“Very true. But when you found this letter of yours on your place at breakfast, did you seem for a moment to see Madame Blumenthal sitting opposite?”
“Opposite?”
“Opposite, my dear fellow, or anywhere in the neighbourhood. In a word, does she interest you?”
“Very much!” he cried, joyously.
“Amen!” I answered, jumping up with a laugh. “And now, if we are to see the world in a month, there is no time to lose. Let us begin with the Hardtwald.”

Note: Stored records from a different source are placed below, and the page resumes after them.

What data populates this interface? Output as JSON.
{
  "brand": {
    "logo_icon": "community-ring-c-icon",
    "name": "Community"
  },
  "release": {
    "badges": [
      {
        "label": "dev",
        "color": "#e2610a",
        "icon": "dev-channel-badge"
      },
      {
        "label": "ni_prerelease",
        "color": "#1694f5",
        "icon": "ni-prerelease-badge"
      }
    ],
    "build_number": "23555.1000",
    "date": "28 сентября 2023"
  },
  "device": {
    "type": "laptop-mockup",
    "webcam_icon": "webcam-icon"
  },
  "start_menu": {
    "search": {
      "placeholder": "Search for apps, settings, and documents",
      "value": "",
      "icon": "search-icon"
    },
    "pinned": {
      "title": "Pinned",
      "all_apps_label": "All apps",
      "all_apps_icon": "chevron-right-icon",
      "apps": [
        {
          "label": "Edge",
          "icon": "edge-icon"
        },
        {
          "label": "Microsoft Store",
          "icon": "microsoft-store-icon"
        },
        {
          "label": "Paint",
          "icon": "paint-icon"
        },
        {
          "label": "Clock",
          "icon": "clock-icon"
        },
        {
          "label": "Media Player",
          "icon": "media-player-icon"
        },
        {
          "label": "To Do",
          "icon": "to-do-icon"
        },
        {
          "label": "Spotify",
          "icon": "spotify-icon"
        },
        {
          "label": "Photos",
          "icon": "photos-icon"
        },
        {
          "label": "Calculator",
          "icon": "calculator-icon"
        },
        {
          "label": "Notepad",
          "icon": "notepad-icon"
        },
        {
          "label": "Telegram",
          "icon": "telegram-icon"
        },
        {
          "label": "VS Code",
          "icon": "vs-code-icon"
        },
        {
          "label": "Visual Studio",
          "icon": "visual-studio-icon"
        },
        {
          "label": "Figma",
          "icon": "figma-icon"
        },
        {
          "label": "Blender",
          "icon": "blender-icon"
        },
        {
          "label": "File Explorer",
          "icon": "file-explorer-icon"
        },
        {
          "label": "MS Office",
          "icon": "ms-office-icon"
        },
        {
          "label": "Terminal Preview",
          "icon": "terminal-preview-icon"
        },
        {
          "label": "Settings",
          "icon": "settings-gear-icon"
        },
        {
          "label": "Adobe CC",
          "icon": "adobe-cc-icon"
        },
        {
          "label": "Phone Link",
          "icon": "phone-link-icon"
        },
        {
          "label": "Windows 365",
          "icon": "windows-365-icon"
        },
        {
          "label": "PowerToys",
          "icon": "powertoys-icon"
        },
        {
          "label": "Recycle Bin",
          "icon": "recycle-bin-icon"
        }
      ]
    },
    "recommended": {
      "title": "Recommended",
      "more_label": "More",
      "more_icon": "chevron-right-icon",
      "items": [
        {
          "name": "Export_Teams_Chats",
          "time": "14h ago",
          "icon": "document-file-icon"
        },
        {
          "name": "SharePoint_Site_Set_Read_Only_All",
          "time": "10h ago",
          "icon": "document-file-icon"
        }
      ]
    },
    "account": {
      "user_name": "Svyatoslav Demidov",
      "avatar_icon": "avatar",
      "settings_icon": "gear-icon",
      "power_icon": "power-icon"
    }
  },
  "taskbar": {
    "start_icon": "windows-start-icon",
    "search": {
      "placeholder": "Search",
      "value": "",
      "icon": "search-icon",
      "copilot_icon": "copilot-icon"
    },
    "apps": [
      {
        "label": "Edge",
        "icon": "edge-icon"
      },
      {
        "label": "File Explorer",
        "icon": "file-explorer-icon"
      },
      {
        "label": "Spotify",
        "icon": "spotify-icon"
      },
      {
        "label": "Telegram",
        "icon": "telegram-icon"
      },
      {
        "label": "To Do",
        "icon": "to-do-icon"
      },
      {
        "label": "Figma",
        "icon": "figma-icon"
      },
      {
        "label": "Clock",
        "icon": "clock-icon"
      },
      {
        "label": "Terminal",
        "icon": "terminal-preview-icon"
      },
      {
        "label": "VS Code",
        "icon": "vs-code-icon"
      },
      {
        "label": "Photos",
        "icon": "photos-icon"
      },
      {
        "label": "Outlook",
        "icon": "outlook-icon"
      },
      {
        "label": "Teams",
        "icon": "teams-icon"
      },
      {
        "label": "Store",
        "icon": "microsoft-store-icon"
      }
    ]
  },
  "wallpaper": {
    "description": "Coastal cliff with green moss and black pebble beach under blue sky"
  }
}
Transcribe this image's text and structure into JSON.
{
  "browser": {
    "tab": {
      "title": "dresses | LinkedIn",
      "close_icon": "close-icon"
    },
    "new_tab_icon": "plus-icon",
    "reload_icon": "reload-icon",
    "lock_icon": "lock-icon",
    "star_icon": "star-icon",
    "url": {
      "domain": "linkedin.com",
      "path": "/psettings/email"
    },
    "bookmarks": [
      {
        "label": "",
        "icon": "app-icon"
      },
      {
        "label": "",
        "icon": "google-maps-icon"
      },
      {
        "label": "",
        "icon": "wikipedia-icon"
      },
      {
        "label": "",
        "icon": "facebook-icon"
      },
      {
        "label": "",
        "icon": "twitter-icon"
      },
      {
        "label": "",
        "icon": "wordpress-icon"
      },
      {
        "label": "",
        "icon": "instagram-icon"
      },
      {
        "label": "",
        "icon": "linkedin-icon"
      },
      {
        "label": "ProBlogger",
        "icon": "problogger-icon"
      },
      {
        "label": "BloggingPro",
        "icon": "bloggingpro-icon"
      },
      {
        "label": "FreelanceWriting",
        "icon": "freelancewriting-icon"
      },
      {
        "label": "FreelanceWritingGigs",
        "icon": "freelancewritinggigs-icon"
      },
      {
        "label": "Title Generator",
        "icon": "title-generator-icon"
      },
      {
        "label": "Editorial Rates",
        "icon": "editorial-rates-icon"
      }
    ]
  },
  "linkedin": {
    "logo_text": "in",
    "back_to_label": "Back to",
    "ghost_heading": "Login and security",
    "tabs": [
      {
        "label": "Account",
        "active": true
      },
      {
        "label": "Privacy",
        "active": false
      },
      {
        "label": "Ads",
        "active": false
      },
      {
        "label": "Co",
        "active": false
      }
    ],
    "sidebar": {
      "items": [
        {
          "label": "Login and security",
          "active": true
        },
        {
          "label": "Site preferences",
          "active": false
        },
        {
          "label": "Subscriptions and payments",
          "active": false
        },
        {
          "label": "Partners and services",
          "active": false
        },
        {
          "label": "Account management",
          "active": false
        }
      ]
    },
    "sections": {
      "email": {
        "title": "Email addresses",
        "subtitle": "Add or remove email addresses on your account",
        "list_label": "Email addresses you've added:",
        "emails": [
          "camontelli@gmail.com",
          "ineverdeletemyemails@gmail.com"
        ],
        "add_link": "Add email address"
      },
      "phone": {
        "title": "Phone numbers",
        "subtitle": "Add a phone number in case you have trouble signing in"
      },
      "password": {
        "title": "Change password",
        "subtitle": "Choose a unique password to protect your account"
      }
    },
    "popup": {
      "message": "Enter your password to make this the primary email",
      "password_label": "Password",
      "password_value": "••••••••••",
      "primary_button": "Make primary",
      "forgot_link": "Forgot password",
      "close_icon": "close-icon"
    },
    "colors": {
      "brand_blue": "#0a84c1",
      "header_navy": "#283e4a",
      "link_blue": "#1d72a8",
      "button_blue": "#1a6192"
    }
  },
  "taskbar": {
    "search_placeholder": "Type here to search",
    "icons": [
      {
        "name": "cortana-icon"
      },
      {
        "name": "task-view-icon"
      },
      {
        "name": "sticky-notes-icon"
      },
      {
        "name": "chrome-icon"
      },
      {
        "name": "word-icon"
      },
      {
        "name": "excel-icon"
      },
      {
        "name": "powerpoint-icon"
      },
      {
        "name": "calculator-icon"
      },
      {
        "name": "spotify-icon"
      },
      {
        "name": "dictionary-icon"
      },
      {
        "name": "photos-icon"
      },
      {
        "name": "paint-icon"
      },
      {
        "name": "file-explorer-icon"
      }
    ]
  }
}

Pickering rose, and we strolled away into the forest, talking of lighter things. At last we reached the edge of the wood, sat down on a fallen log, and looked out across an interval of meadow at the long wooded waves of the Taunus. What my friend was thinking of I can’t say; I was meditating on his queer biography, and letting my wonderment wander away to Smyrna. Suddenly I remembered that he possessed a portrait of the young girl who was waiting for him there in a white-walled garden. I asked him if he had it with him. He said nothing, but gravely took out his pocket-book and drew forth a small photograph. It represented, as the poet says, a simple maiden in her flower—a slight young girl, with a certain childish roundness of contour. There was no ease in her posture; she was standing, stiffly and shyly, for her likeness; she wore a short-waisted white dress; her arms hung at her sides and her hands were clasped in front; her head was bent downward a little, and her dark eyes fixed. But her awkwardness was as pretty as that of some angular seraph in a mediaeval carving, and in her timid gaze there seemed to lurk the questioning gleam of childhood. “What is this for?” her charming eyes appeared to ask; “why have I been dressed up for this ceremony in a white frock and amber beads?”

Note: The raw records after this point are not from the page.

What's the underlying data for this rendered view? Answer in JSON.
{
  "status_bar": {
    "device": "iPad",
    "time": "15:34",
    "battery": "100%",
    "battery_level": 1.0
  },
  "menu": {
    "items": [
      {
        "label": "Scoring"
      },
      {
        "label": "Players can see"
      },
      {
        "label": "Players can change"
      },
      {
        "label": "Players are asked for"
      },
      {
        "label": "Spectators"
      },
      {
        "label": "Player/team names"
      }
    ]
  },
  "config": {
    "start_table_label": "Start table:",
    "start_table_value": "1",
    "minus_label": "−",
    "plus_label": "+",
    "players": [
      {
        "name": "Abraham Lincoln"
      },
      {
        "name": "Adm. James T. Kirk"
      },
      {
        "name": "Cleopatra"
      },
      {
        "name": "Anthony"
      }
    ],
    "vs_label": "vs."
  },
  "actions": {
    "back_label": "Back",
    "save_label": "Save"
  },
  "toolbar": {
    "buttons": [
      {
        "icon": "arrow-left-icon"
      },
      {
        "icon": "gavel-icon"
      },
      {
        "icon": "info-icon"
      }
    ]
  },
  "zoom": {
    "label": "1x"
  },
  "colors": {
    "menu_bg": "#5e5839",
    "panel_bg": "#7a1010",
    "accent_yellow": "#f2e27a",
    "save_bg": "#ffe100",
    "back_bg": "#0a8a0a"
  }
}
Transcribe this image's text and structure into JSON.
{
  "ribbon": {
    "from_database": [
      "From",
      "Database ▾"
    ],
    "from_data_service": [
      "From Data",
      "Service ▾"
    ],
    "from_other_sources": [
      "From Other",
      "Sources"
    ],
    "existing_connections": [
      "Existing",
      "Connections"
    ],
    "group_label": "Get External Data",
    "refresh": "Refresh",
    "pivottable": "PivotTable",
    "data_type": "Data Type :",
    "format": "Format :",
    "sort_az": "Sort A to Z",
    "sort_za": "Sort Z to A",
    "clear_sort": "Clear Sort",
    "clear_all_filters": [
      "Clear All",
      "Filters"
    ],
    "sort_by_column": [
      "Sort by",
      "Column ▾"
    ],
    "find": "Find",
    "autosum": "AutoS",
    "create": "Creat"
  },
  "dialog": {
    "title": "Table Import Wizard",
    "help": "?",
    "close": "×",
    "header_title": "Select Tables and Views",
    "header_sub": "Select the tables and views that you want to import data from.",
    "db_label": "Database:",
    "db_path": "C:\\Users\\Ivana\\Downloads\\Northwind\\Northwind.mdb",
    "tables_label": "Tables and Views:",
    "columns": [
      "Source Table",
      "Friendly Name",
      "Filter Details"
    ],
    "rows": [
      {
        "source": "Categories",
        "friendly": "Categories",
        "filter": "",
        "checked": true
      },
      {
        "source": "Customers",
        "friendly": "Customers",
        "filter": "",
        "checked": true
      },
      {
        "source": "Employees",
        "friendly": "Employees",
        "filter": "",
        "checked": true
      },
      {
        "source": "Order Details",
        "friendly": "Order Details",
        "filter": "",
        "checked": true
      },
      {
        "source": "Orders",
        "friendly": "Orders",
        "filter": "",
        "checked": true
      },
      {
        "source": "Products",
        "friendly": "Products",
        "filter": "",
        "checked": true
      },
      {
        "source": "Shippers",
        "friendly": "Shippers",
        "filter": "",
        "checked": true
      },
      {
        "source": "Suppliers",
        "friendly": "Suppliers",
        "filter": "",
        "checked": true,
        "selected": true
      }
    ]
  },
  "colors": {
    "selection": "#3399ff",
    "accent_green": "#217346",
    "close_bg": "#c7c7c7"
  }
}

“Gracious powers!” I said to myself; “what an enchanting thing is innocence!”
“That portrait was taken a year and a half ago,” said Pickering, as if with an effort to be perfectly just. “By this time, I suppose, she looks a little wiser.”

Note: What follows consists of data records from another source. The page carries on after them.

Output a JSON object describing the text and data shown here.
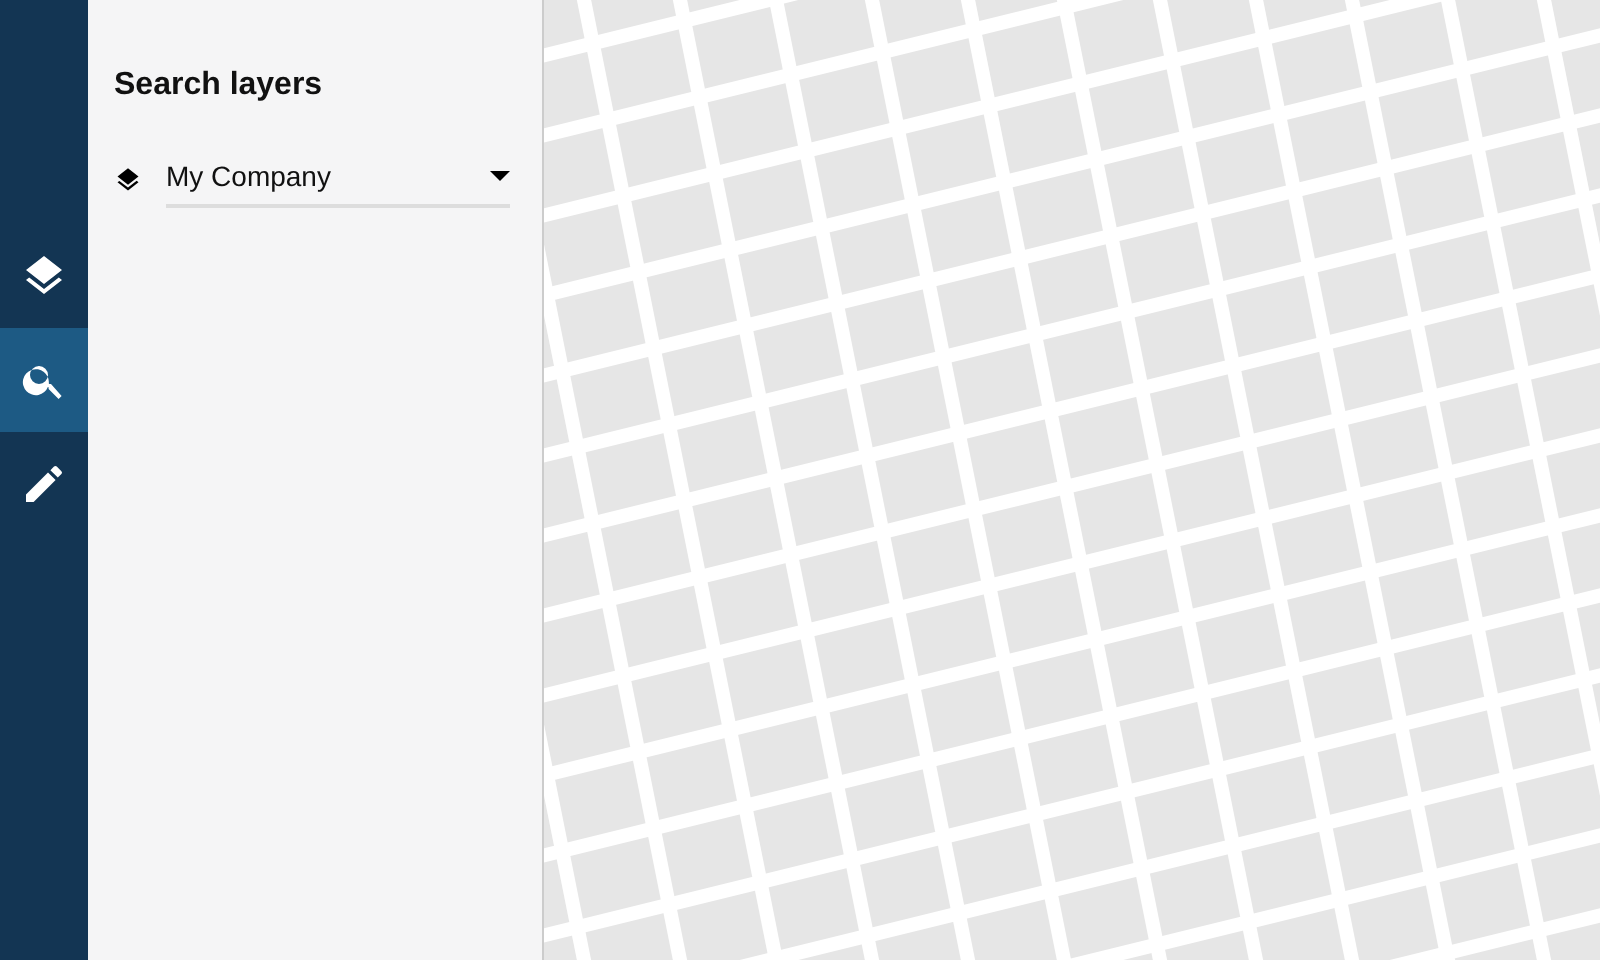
{
  "nav": [
    {
      "kind": "layers",
      "selected": false
    },
    {
      "kind": "search",
      "selected": true
    },
    {
      "kind": "edit",
      "selected": false
    }
  ],
  "panel": {
    "title": "Search layers",
    "layer_select": {
      "value": "My Company"
    }
  }
}
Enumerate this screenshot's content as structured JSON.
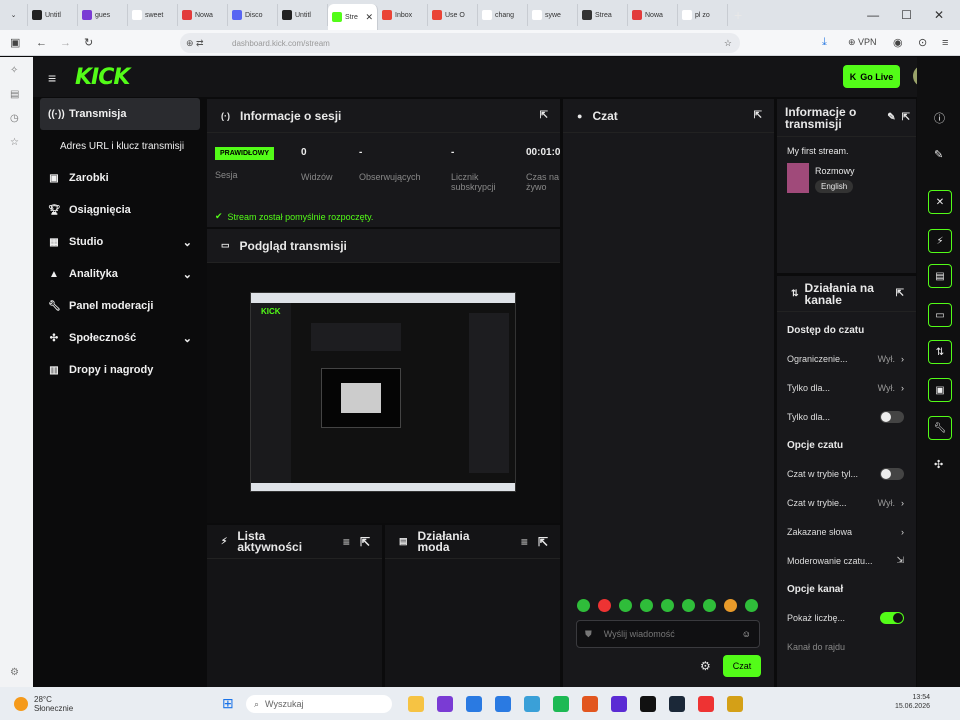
{
  "browser": {
    "tabs": [
      {
        "label": "Untitl",
        "color": "#222"
      },
      {
        "label": "gues",
        "color": "#7a3bd4"
      },
      {
        "label": "sweet",
        "color": "#fff"
      },
      {
        "label": "Nowa",
        "color": "#e23b3b"
      },
      {
        "label": "Disco",
        "color": "#5865f2"
      },
      {
        "label": "Untitl",
        "color": "#222"
      },
      {
        "label": "Stre",
        "color": "#53fc18",
        "active": true
      },
      {
        "label": "Inbox",
        "color": "#ea4335"
      },
      {
        "label": "Use O",
        "color": "#ea4335"
      },
      {
        "label": "chang",
        "color": "#fff"
      },
      {
        "label": "sywe",
        "color": "#fff"
      },
      {
        "label": "Strea",
        "color": "#333"
      },
      {
        "label": "Nowa",
        "color": "#e23b3b"
      },
      {
        "label": "pl zo",
        "color": "#fff"
      }
    ],
    "url": "dashboard.kick.com/stream",
    "vpn_label": "VPN"
  },
  "header": {
    "logo": "KICK",
    "go_live": "Go Live"
  },
  "nav": {
    "transmisja": "Transmisja",
    "adres": "Adres URL i klucz transmisji",
    "zarobki": "Zarobki",
    "osiagniecia": "Osiągnięcia",
    "studio": "Studio",
    "analityka": "Analityka",
    "panel_moderacji": "Panel moderacji",
    "spolecznosc": "Społeczność",
    "dropy": "Dropy i nagrody"
  },
  "session": {
    "title": "Informacje o sesji",
    "badge": "PRAWIDŁOWY",
    "sesja": "Sesja",
    "widzow_value": "0",
    "widzow": "Widzów",
    "obserwujacych_value": "-",
    "obserwujacych": "Obserwujących",
    "licznik_value": "-",
    "licznik": "Licznik subskrypcji",
    "czas_value": "00:01:0",
    "czas": "Czas na żywo",
    "success": "Stream został pomyślnie rozpoczęty."
  },
  "preview": {
    "title": "Podgląd transmisji"
  },
  "activity": {
    "title": "Lista aktywności"
  },
  "mod_actions": {
    "title": "Działania moda"
  },
  "chat": {
    "title": "Czat",
    "placeholder": "Wyślij wiadomość",
    "send": "Czat"
  },
  "stream_info": {
    "title": "Informacje o transmisji",
    "stream_title": "My first stream.",
    "category": "Rozmowy",
    "language": "English"
  },
  "channel_actions": {
    "title": "Działania na kanale",
    "chat_access": "Dostęp do czatu",
    "rows": [
      {
        "label": "Ograniczenie...",
        "value": "Wył."
      },
      {
        "label": "Tylko dla...",
        "value": "Wył."
      }
    ],
    "tylko_dla_toggle": "Tylko dla...",
    "chat_options": "Opcje czatu",
    "czat_w_trybie_1": "Czat w trybie tyl...",
    "czat_w_trybie_2": "Czat w trybie...",
    "czat_w_trybie_2_val": "Wył.",
    "zakazane": "Zakazane słowa",
    "moderowanie": "Moderowanie czatu...",
    "channel_options": "Opcje kanał",
    "pokaz": "Pokaż liczbę...",
    "kanal_do_rajdu": "Kanał do rajdu"
  },
  "taskbar": {
    "weather_temp": "28°C",
    "weather_desc": "Słonecznie",
    "search": "Wyszukaj",
    "time": "13:54",
    "date": "15.06.2026"
  }
}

“Not much, I hope,” I said, as I gave it back. “She is very sweet!”
“Yes, poor girl, she is very sweet—no doubt!” And he put the thing away without looking at it.
We were silent for some moments. At last, abruptly—“My dear fellow,” I said, “I should take some satisfaction in seeing you immediately leave Homburg.”
“Immediately?”
“To-day—as soon as you can get ready.”
He looked at me, surprised, and little by little he blushed. “There is something I have not told you,” he said; “something that your saying that Madame Blumenthal has no reputation to lose has made me half afraid to tell you.”
“I think I can guess it. Madame Blumenthal has asked you to come and play her game for her again.”
“Not at all!” cried Pickering, with a smile of triumph. “She says that she means to play no more for the present. She has asked me to come and take tea with her this evening.”